Artisanat
Découvrez les articles réalisés par des petits ateliers d’artisans de Béthléem, soutenus par la Société coopérative d'artisanat de Terre Sainte, fondée à Bethléem en 1981
En raison des derniers événements, Bethléem est totalement fermée aux touristes.
Les conséquences sont désastreuses car le tourisme et la vente des produits artisanaux permettent de faire vivre des familles entières.
Quelques histoires de ces ateliers :
Atelier Abu-Hiba : L’histoire d’Atallah et Nawal
Dès le début, Atallah et Nawal Gharib ont travaillé côte à côte, construisant ensemble leur famille et leur artisanat.
« Nawal est le pilier de notre foyer », déclare Atallah. « Elle nous aide à garder les pieds sur terre, nous aidant toujours à nous concentrer sur les bons côtés et à surmonter les difficultés.»
Nawal sourit et ajoute : « C’est une belle chose de se sacrifier pour sa famille plutôt que de rechercher la reconnaissance.»

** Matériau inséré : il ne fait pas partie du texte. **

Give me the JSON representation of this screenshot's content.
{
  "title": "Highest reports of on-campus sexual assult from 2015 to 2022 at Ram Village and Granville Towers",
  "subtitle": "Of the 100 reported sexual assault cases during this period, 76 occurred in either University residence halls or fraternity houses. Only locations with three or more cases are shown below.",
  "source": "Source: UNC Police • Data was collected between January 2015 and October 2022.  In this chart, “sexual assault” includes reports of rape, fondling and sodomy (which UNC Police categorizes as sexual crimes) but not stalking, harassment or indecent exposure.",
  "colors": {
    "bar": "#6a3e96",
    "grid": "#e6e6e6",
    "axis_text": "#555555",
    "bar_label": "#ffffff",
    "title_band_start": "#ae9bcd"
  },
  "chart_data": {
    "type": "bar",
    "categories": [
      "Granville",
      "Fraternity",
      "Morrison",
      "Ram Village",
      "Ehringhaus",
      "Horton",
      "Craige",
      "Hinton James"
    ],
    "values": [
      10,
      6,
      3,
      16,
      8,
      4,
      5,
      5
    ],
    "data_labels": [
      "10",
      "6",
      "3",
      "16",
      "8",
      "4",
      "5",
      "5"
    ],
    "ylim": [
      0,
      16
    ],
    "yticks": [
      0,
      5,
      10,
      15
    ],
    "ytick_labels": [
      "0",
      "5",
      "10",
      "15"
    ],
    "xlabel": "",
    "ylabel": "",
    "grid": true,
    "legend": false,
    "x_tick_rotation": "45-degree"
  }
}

Bien qu’elle n’ait pas eu la chance de terminer ses études, Nawal affronte les difficultés de la vie avec grâce, contribuant financièrement, émotionnellement et spirituellement à son foyer.
« Nous sommes profondément reconnaissants à la Coopérative d’Artisanat de Terre Sainte pour la rénovation de notre atelier », disent-ils. « C’est le plus beau cadeau que nous ayons jamais reçu. Nous travaillons désormais dans un espace plus sain et plus digne.»

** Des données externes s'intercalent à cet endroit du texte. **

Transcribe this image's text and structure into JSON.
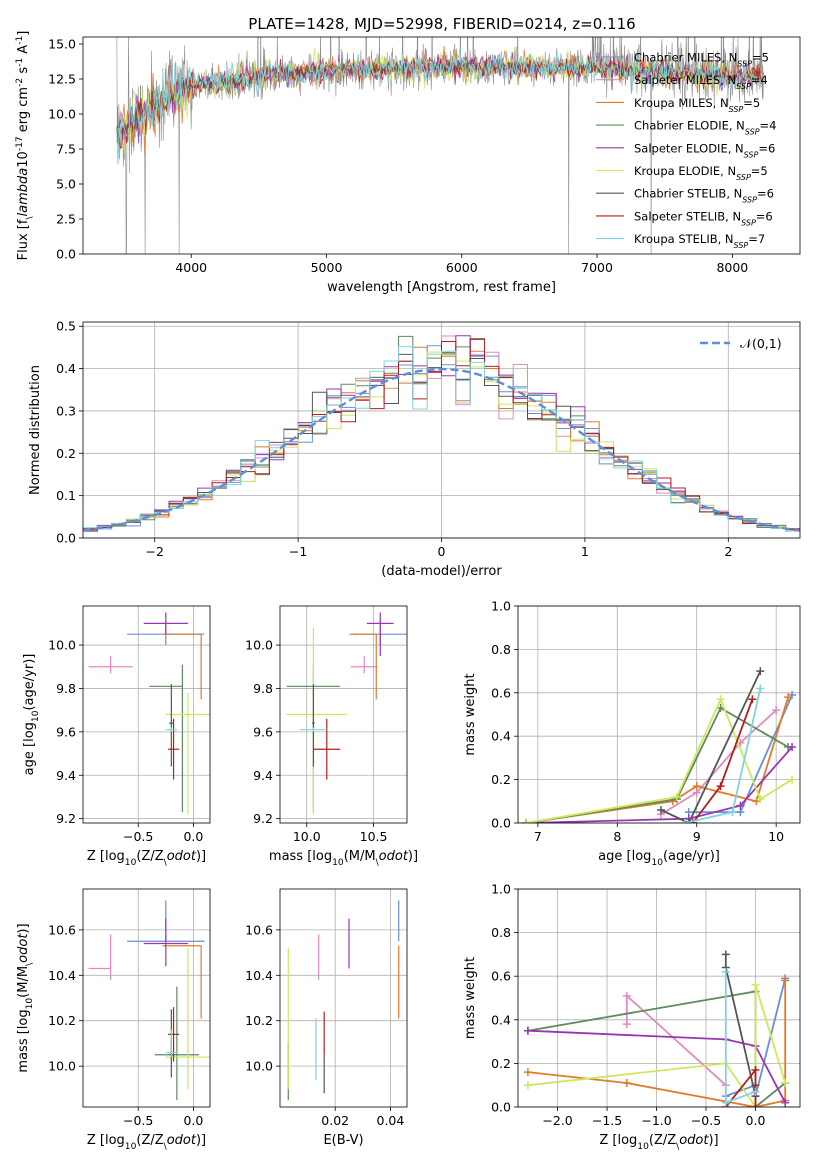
{
  "figure": {
    "title": "PLATE=1428, MJD=52998, FIBERID=0214, z=0.116"
  },
  "colors": {
    "Chabrier MILES": "#6a8fd8",
    "Salpeter MILES": "#e28ac0",
    "Kroupa MILES": "#e07b2a",
    "Chabrier ELODIE": "#5e8a5e",
    "Salpeter ELODIE": "#9a35b5",
    "Kroupa ELODIE": "#cde85a",
    "Chabrier STELIB": "#555555",
    "Salpeter STELIB": "#b21e1e",
    "Kroupa STELIB": "#7fd4dc",
    "gaussian": "#5b8fd8",
    "data": "#8a8a8a"
  },
  "chart_data": [
    {
      "id": "spectrum",
      "type": "line",
      "xlabel": "wavelength [Angstrom, rest frame]",
      "ylabel": "Flux [f$_\\lambda$10$^{-17}$ erg cm$^{-2}$ s$^{-1}$ A$^{-1}$]",
      "xlim": [
        3200,
        8500
      ],
      "ylim": [
        0,
        15.5
      ],
      "xticks": [
        4000,
        5000,
        6000,
        7000,
        8000
      ],
      "yticks": [
        0.0,
        2.5,
        5.0,
        7.5,
        10.0,
        12.5,
        15.0
      ],
      "grid": false,
      "legend": "right",
      "legend_entries": [
        {
          "name": "Chabrier MILES",
          "nssp": "5"
        },
        {
          "name": "Salpeter MILES",
          "nssp": "4"
        },
        {
          "name": "Kroupa MILES",
          "nssp": "5"
        },
        {
          "name": "Chabrier ELODIE",
          "nssp": "4"
        },
        {
          "name": "Salpeter ELODIE",
          "nssp": "6"
        },
        {
          "name": "Kroupa ELODIE",
          "nssp": "5"
        },
        {
          "name": "Chabrier STELIB",
          "nssp": "6"
        },
        {
          "name": "Salpeter STELIB",
          "nssp": "6"
        },
        {
          "name": "Kroupa STELIB",
          "nssp": "7"
        }
      ],
      "data_range": [
        3450,
        8230
      ],
      "continuum": [
        [
          3450,
          8.5
        ],
        [
          3600,
          9.8
        ],
        [
          3800,
          11.0
        ],
        [
          4000,
          12.1
        ],
        [
          4300,
          12.3
        ],
        [
          4600,
          12.9
        ],
        [
          5000,
          13.1
        ],
        [
          5500,
          13.3
        ],
        [
          6000,
          13.4
        ],
        [
          6500,
          13.3
        ],
        [
          7000,
          13.3
        ],
        [
          7500,
          13.0
        ],
        [
          8000,
          12.7
        ],
        [
          8230,
          12.6
        ]
      ],
      "drops": [
        [
          3520,
          0
        ],
        [
          3660,
          0
        ],
        [
          3910,
          0
        ],
        [
          6790,
          0
        ],
        [
          7400,
          0
        ]
      ]
    },
    {
      "id": "residuals",
      "type": "bar",
      "xlabel": "(data-model)/error",
      "ylabel": "Normed distribution",
      "xlim": [
        -2.5,
        2.5
      ],
      "ylim": [
        0,
        0.51
      ],
      "xticks": [
        -2,
        -1,
        0,
        1,
        2
      ],
      "yticks": [
        0.0,
        0.1,
        0.2,
        0.3,
        0.4,
        0.5
      ],
      "grid": true,
      "legend": "top-right",
      "gaussian_label": "$\\mathcal{N}(0,1)$",
      "bin_width": 0.1
    },
    {
      "id": "age-vs-Z",
      "type": "scatter",
      "xlabel": "Z [log$_{10}$(Z/Z$_\\odot$)]",
      "ylabel": "age  [log$_{10}$(age/yr)]",
      "xlim": [
        -1.0,
        0.15
      ],
      "ylim": [
        9.18,
        10.18
      ],
      "xticks": [
        -0.5,
        0.0
      ],
      "yticks": [
        9.2,
        9.4,
        9.6,
        9.8,
        10.0
      ],
      "grid": true,
      "points": [
        {
          "model": "Chabrier MILES",
          "x": -0.25,
          "y": 10.05,
          "xerr": [
            0.35,
            0.35
          ],
          "yerr": [
            0.05,
            0.06
          ]
        },
        {
          "model": "Salpeter MILES",
          "x": -0.75,
          "y": 9.9,
          "xerr": [
            0.2,
            0.2
          ],
          "yerr": [
            0.03,
            0.05
          ]
        },
        {
          "model": "Kroupa MILES",
          "x": 0.07,
          "y": 10.05,
          "xerr": [
            0.35,
            0.0
          ],
          "yerr": [
            0.3,
            0.0
          ]
        },
        {
          "model": "Chabrier ELODIE",
          "x": -0.1,
          "y": 9.81,
          "xerr": [
            0.3,
            0.0
          ],
          "yerr": [
            0.58,
            0.1
          ]
        },
        {
          "model": "Salpeter ELODIE",
          "x": -0.25,
          "y": 10.1,
          "xerr": [
            0.2,
            0.2
          ],
          "yerr": [
            0.05,
            0.05
          ]
        },
        {
          "model": "Kroupa ELODIE",
          "x": -0.05,
          "y": 9.68,
          "xerr": [
            0.2,
            0.2
          ],
          "yerr": [
            0.46,
            0.1
          ]
        },
        {
          "model": "Chabrier STELIB",
          "x": -0.2,
          "y": 9.64,
          "xerr": [
            0.02,
            0.02
          ],
          "yerr": [
            0.2,
            0.18
          ]
        },
        {
          "model": "Salpeter STELIB",
          "x": -0.18,
          "y": 9.52,
          "xerr": [
            0.05,
            0.05
          ],
          "yerr": [
            0.14,
            0.14
          ]
        },
        {
          "model": "Kroupa STELIB",
          "x": -0.2,
          "y": 9.61,
          "xerr": [
            0.05,
            0.05
          ],
          "yerr": [
            0.01,
            0.01
          ]
        }
      ]
    },
    {
      "id": "age-vs-mass",
      "type": "scatter",
      "xlabel": "mass [log$_{10}$(M/M$_\\odot$)]",
      "ylabel": "",
      "xlim": [
        9.8,
        10.75
      ],
      "ylim": [
        9.18,
        10.18
      ],
      "xticks": [
        10.0,
        10.5
      ],
      "yticks": [
        9.2,
        9.4,
        9.6,
        9.8,
        10.0
      ],
      "grid": true,
      "points": [
        {
          "model": "Chabrier MILES",
          "x": 10.55,
          "y": 10.05,
          "xerr": [
            0.2,
            0.2
          ],
          "yerr": [
            0.05,
            0.06
          ]
        },
        {
          "model": "Salpeter MILES",
          "x": 10.43,
          "y": 9.9,
          "xerr": [
            0.1,
            0.1
          ],
          "yerr": [
            0.03,
            0.05
          ]
        },
        {
          "model": "Kroupa MILES",
          "x": 10.52,
          "y": 10.05,
          "xerr": [
            0.2,
            0.0
          ],
          "yerr": [
            0.3,
            0.0
          ]
        },
        {
          "model": "Chabrier ELODIE",
          "x": 10.05,
          "y": 9.81,
          "xerr": [
            0.2,
            0.2
          ],
          "yerr": [
            0.58,
            0.1
          ]
        },
        {
          "model": "Salpeter ELODIE",
          "x": 10.55,
          "y": 10.1,
          "xerr": [
            0.1,
            0.1
          ],
          "yerr": [
            0.15,
            0.05
          ]
        },
        {
          "model": "Kroupa ELODIE",
          "x": 10.05,
          "y": 9.68,
          "xerr": [
            0.2,
            0.25
          ],
          "yerr": [
            0.46,
            0.4
          ]
        },
        {
          "model": "Chabrier STELIB",
          "x": 10.05,
          "y": 9.64,
          "xerr": [
            0.01,
            0.01
          ],
          "yerr": [
            0.2,
            0.18
          ]
        },
        {
          "model": "Salpeter STELIB",
          "x": 10.15,
          "y": 9.52,
          "xerr": [
            0.1,
            0.1
          ],
          "yerr": [
            0.14,
            0.14
          ]
        },
        {
          "model": "Kroupa STELIB",
          "x": 10.05,
          "y": 9.61,
          "xerr": [
            0.1,
            0.1
          ],
          "yerr": [
            0.01,
            0.01
          ]
        },
        {
          "model": "Chabrier ELODIE",
          "x": 10.05,
          "y": 9.81,
          "xerr": [
            0.0,
            0.0
          ],
          "yerr": [
            0.0,
            0.0
          ]
        }
      ]
    },
    {
      "id": "weight-vs-age",
      "type": "line",
      "xlabel": "age  [log$_{10}$(age/yr)]",
      "ylabel": "mass weight",
      "xlim": [
        6.75,
        10.3
      ],
      "ylim": [
        0,
        1
      ],
      "xticks": [
        7,
        8,
        9,
        10
      ],
      "yticks": [
        0.0,
        0.2,
        0.4,
        0.6,
        0.8,
        1.0
      ],
      "grid": true,
      "series": [
        {
          "model": "Chabrier MILES",
          "x": [
            8.9,
            9.55,
            10.2
          ],
          "y": [
            0.05,
            0.05,
            0.59
          ]
        },
        {
          "model": "Salpeter MILES",
          "x": [
            8.55,
            9.0,
            9.55,
            10.0
          ],
          "y": [
            0.04,
            0.14,
            0.37,
            0.52
          ]
        },
        {
          "model": "Kroupa MILES",
          "x": [
            6.85,
            8.7,
            9.0,
            9.75,
            10.15
          ],
          "y": [
            0.0,
            0.1,
            0.17,
            0.1,
            0.58
          ]
        },
        {
          "model": "Chabrier ELODIE",
          "x": [
            6.85,
            8.75,
            9.3,
            10.15
          ],
          "y": [
            0.0,
            0.11,
            0.53,
            0.35
          ]
        },
        {
          "model": "Salpeter ELODIE",
          "x": [
            6.85,
            8.9,
            9.55,
            10.2
          ],
          "y": [
            0.0,
            0.02,
            0.08,
            0.35
          ]
        },
        {
          "model": "Kroupa ELODIE",
          "x": [
            6.85,
            8.75,
            9.3,
            9.8,
            10.2
          ],
          "y": [
            0.0,
            0.12,
            0.57,
            0.11,
            0.2
          ]
        },
        {
          "model": "Chabrier STELIB",
          "x": [
            8.55,
            8.9,
            9.8
          ],
          "y": [
            0.06,
            0.0,
            0.7
          ]
        },
        {
          "model": "Salpeter STELIB",
          "x": [
            8.95,
            9.3,
            9.7
          ],
          "y": [
            0.0,
            0.17,
            0.57
          ]
        },
        {
          "model": "Kroupa STELIB",
          "x": [
            8.85,
            9.45,
            9.8
          ],
          "y": [
            0.0,
            0.05,
            0.62
          ]
        }
      ]
    },
    {
      "id": "mass-vs-Z",
      "type": "scatter",
      "xlabel": "Z [log$_{10}$(Z/Z$_\\odot$)]",
      "ylabel": "mass [log$_{10}$(M/M$_\\odot$)]",
      "xlim": [
        -1.0,
        0.15
      ],
      "ylim": [
        9.82,
        10.78
      ],
      "xticks": [
        -0.5,
        0.0
      ],
      "yticks": [
        10.0,
        10.2,
        10.4,
        10.6
      ],
      "grid": true,
      "points": [
        {
          "model": "Chabrier MILES",
          "x": -0.25,
          "y": 10.55,
          "xerr": [
            0.35,
            0.35
          ],
          "yerr": [
            0.0,
            0.18
          ]
        },
        {
          "model": "Salpeter MILES",
          "x": -0.75,
          "y": 10.43,
          "xerr": [
            0.2,
            0.0
          ],
          "yerr": [
            0.05,
            0.15
          ]
        },
        {
          "model": "Kroupa MILES",
          "x": 0.07,
          "y": 10.53,
          "xerr": [
            0.35,
            0.0
          ],
          "yerr": [
            0.32,
            0.0
          ]
        },
        {
          "model": "Chabrier ELODIE",
          "x": -0.15,
          "y": 10.05,
          "xerr": [
            0.2,
            0.2
          ],
          "yerr": [
            0.2,
            0.3
          ]
        },
        {
          "model": "Salpeter ELODIE",
          "x": -0.25,
          "y": 10.54,
          "xerr": [
            0.2,
            0.2
          ],
          "yerr": [
            0.1,
            0.11
          ]
        },
        {
          "model": "Kroupa ELODIE",
          "x": -0.05,
          "y": 10.04,
          "xerr": [
            0.2,
            0.2
          ],
          "yerr": [
            0.14,
            0.48
          ]
        },
        {
          "model": "Chabrier STELIB",
          "x": -0.2,
          "y": 10.05,
          "xerr": [
            0.02,
            0.02
          ],
          "yerr": [
            0.1,
            0.2
          ]
        },
        {
          "model": "Salpeter STELIB",
          "x": -0.18,
          "y": 10.14,
          "xerr": [
            0.05,
            0.05
          ],
          "yerr": [
            0.12,
            0.12
          ]
        },
        {
          "model": "Kroupa STELIB",
          "x": -0.2,
          "y": 10.06,
          "xerr": [
            0.05,
            0.05
          ],
          "yerr": [
            0.02,
            0.1
          ]
        }
      ]
    },
    {
      "id": "mass-vs-EBV",
      "type": "scatter",
      "xlabel": "E(B-V)",
      "ylabel": "",
      "xlim": [
        0.0,
        0.046
      ],
      "ylim": [
        9.82,
        10.78
      ],
      "xticks": [
        0.02,
        0.04
      ],
      "yticks": [
        10.0,
        10.2,
        10.4,
        10.6
      ],
      "grid": true,
      "points": [
        {
          "model": "Chabrier MILES",
          "x": 0.043,
          "y": 10.55,
          "yerr": [
            0.0,
            0.18
          ]
        },
        {
          "model": "Salpeter MILES",
          "x": 0.014,
          "y": 10.43,
          "yerr": [
            0.05,
            0.15
          ]
        },
        {
          "model": "Kroupa MILES",
          "x": 0.043,
          "y": 10.53,
          "yerr": [
            0.32,
            0.0
          ]
        },
        {
          "model": "Chabrier ELODIE",
          "x": 0.003,
          "y": 10.0,
          "yerr": [
            0.15,
            0.1
          ]
        },
        {
          "model": "Salpeter ELODIE",
          "x": 0.025,
          "y": 10.54,
          "yerr": [
            0.11,
            0.11
          ]
        },
        {
          "model": "Kroupa ELODIE",
          "x": 0.003,
          "y": 10.25,
          "yerr": [
            0.35,
            0.27
          ]
        },
        {
          "model": "Chabrier STELIB",
          "x": 0.016,
          "y": 10.0,
          "yerr": [
            0.12,
            0.05
          ]
        },
        {
          "model": "Salpeter STELIB",
          "x": 0.016,
          "y": 10.1,
          "yerr": [
            0.05,
            0.14
          ]
        },
        {
          "model": "Kroupa STELIB",
          "x": 0.013,
          "y": 10.07,
          "yerr": [
            0.13,
            0.14
          ]
        }
      ]
    },
    {
      "id": "weight-vs-Z",
      "type": "line",
      "xlabel": "Z [log$_{10}$(Z/Z$_\\odot$)]",
      "ylabel": "mass weight",
      "xlim": [
        -2.4,
        0.45
      ],
      "ylim": [
        0,
        1
      ],
      "xticks": [
        -2.0,
        -1.5,
        -1.0,
        -0.5,
        0.0
      ],
      "yticks": [
        0.0,
        0.2,
        0.4,
        0.6,
        0.8,
        1.0
      ],
      "grid": true,
      "series": [
        {
          "model": "Chabrier MILES",
          "x": [
            -0.3,
            0.0,
            0.0,
            0.3
          ],
          "y": [
            0.05,
            0.1,
            0.05,
            0.59
          ]
        },
        {
          "model": "Salpeter MILES",
          "x": [
            -0.3,
            -1.3,
            -1.3
          ],
          "y": [
            0.1,
            0.51,
            0.38
          ]
        },
        {
          "model": "Kroupa MILES",
          "x": [
            -2.3,
            -1.3,
            0.0,
            0.3,
            0.3
          ],
          "y": [
            0.16,
            0.11,
            0.0,
            0.03,
            0.58
          ]
        },
        {
          "model": "Chabrier ELODIE",
          "x": [
            -2.3,
            0.0,
            0.0,
            0.3
          ],
          "y": [
            0.35,
            0.53,
            0.0,
            0.11
          ]
        },
        {
          "model": "Salpeter ELODIE",
          "x": [
            -2.3,
            -0.3,
            0.0,
            0.3
          ],
          "y": [
            0.35,
            0.31,
            0.28,
            0.02
          ]
        },
        {
          "model": "Kroupa ELODIE",
          "x": [
            -2.3,
            -0.3,
            0.0,
            0.0,
            0.3
          ],
          "y": [
            0.1,
            0.2,
            0.0,
            0.56,
            0.11
          ]
        },
        {
          "model": "Chabrier STELIB",
          "x": [
            -0.3,
            -0.3,
            0.0,
            0.0
          ],
          "y": [
            0.7,
            0.64,
            0.05,
            0.1
          ]
        },
        {
          "model": "Salpeter STELIB",
          "x": [
            -0.3,
            0.0,
            0.0
          ],
          "y": [
            0.0,
            0.17,
            0.0
          ]
        },
        {
          "model": "Kroupa STELIB",
          "x": [
            -0.3,
            -0.3,
            0.0
          ],
          "y": [
            0.62,
            0.02,
            0.07
          ]
        }
      ]
    }
  ]
}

Elles expriment également leur gratitude pour l’engagement continu de la Coopérative : « Merci de toujours acheter nos produits à un prix équitable. Cela fait toute la différence. »

Khader Khair : Un parcours de résilience et d'artisanat
Khader Khair a commencé à apprendre l'art de la sculpture sur bois d'olivier dès son plus jeune âge, travaillant aux côtés de son oncle chaque jour après l'école. En 1987, il s'inscrit en laboratoire clinique à Ramallah. Cependant, comme beaucoup de jeunes Palestiniens, Khader est contraint d'abandonner ses études en raison des troubles politiques et des restrictions sévères à la circulation.
Issu d'un milieu modeste et dépourvu d'outils adéquats, il commence à fabriquer de petites croix et des broches chez lui, en utilisant uniquement des couteaux et des tournevis. Petit à petit, il acquiert le matériel nécessaire au développement de son art.
En 1994, Khader épouse une infirmière qui le soutient non seulement émotionnellement, mais aussi en contribuant aux revenus du foyer. Au fil des ans, le dévouement et le talent de Khader transforment sa passion en une entreprise florissante. Aujourd'hui, il possède l'un des ateliers les plus prospères de la Coopérative d'artisanat de Terre Sainte. Son équipe compte 14 ouvriers, dont six femmes travaillant sur place, ainsi que plusieurs femmes qui produisent à domicile. Bien que son atelier soit toujours installé dans le garage de sa maison, Khader est désormais conscient des risques environnementaux et sanitaires que cela représente pour sa famille et ses voisins. Après avoir participé à de nombreuses formations organisées par la Société coopérative d'artisanat de Terre Sainte, il s'engage à améliorer les conditions de travail et les normes environnementales de son entreprise.